In that regard, each of the artists contributes with his own style, his own techniques, such that included in the exhibition are different pictorial works of art, such as works in oil on canvas, which bring to the viewer - for instance - a dreamlike allegory of the relationship between woman and nature.

In addition, one can appreciate Escobar’s large photograph of wildflowers, which are small samples of the treasures offered by Ecuadorian flora and invite the public to luxuriate in the planet on which we live.

“Our planet is beautiful, something divine, each thing, every flower, no matter how small is a world and that applies to we human beings, who are the youngest animal and, at the same time, the most destructive,” the artist, who has pursued his career for more than 35 years, said.

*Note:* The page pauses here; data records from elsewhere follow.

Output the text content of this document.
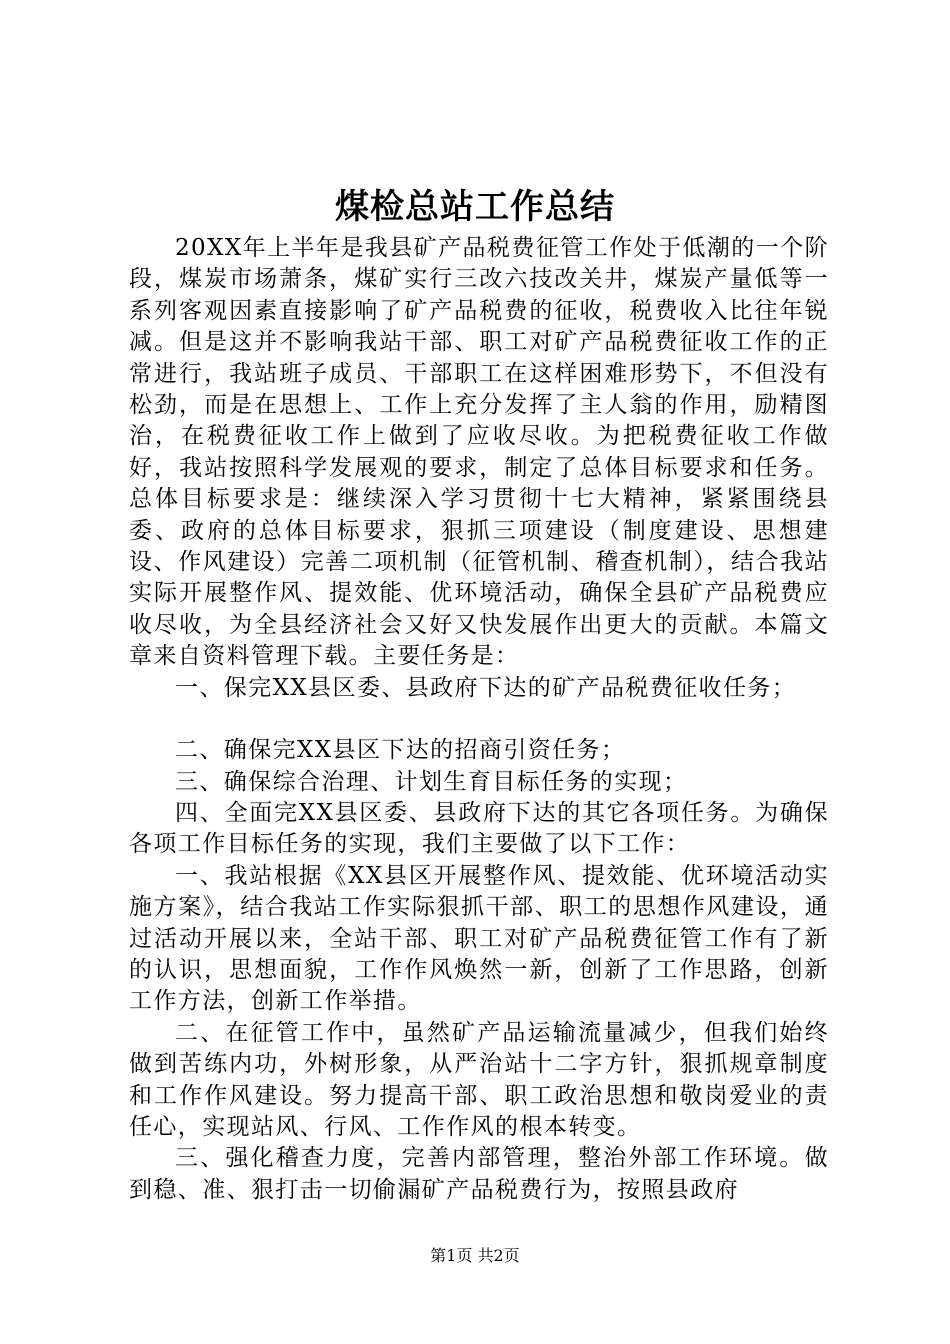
煤检总站工作总结

20XX年上半年是我县矿产品税费征管工作处于低潮的一个阶段，煤炭市场萧条，煤矿实行三改六技改关井，煤炭产量低等一系列客观因素直接影响了矿产品税费的征收，税费收入比往年锐减。但是这并不影响我站干部、职工对矿产品税费征收工作的正常进行，我站班子成员、干部职工在这样困难形势下，不但没有松劲，而是在思想上、工作上充分发挥了主人翁的作用，励精图治，在税费征收工作上做到了应收尽收。为把税费征收工作做好，我站按照科学发展观的要求，制定了总体目标要求和任务。总体目标要求是：继续深入学习贯彻十七大精神，紧紧围绕县委、政府的总体目标要求，狠抓三项建设（制度建设、思想建设、作风建设）完善二项机制（征管机制、稽查机制），结合我站实际开展整作风、提效能、优环境活动，确保全县矿产品税费应收尽收，为全县经济社会又好又快发展作出更大的贡献。本篇文章来自资料管理下载。主要任务是：

一、保完XX县区委、县政府下达的矿产品税费征收任务；

二、确保完XX县区下达的招商引资任务；

三、确保综合治理、计划生育目标任务的实现；

四、全面完XX县区委、县政府下达的其它各项任务。为确保各项工作目标任务的实现，我们主要做了以下工作：

一、我站根据《XX县区开展整作风、提效能、优环境活动实施方案》，结合我站工作实际狠抓干部、职工的思想作风建设，通过活动开展以来，全站干部、职工对矿产品税费征管工作有了新的认识，思想面貌，工作作风焕然一新，创新了工作思路，创新工作方法，创新工作举措。

二、在征管工作中，虽然矿产品运输流量减少，但我们始终做到苦练内功，外树形象，从严治站十二字方针，狠抓规章制度和工作作风建设。努力提高干部、职工政治思想和敬岗爱业的责任心，实现站风、行风、工作作风的根本转变。

三、强化稽查力度，完善内部管理，整治外部工作环境。做到稳、准、狠打击一切偷漏矿产品税费行为，按照县政府

第1页 共2页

The coordinator of the exposition hall said that the exhibit is a call to “scale back extractive activities (like mining and oil exploitation), take care of nature, save and heal the environment with love.”

“In my opinion, art for art’s sake doesn’t exist. There is always some kind of purpose. Every artist reflects a concrete world and, in this exposition, I read a cry, a call to defend this nature that shelters us, that has given birth to us,” Ordoñez added.

Along those lines, Escobar remarked that at some point Ecuador’s politicians have to understand that the Andean country’s biodiversity “is a privilege in the world” and that the country’s “main source of income should be tourism.”

But, the photographer said, “little can be done at this time in which we live. Unfortunately, the interests of a few people lead to a lack of respect for nature. If we don’t respect ourselves as human beings, undoubtedly it will be of little interest to us to respect animals, flowers and the other life we have in the world. It’s sad what’s happening to us.”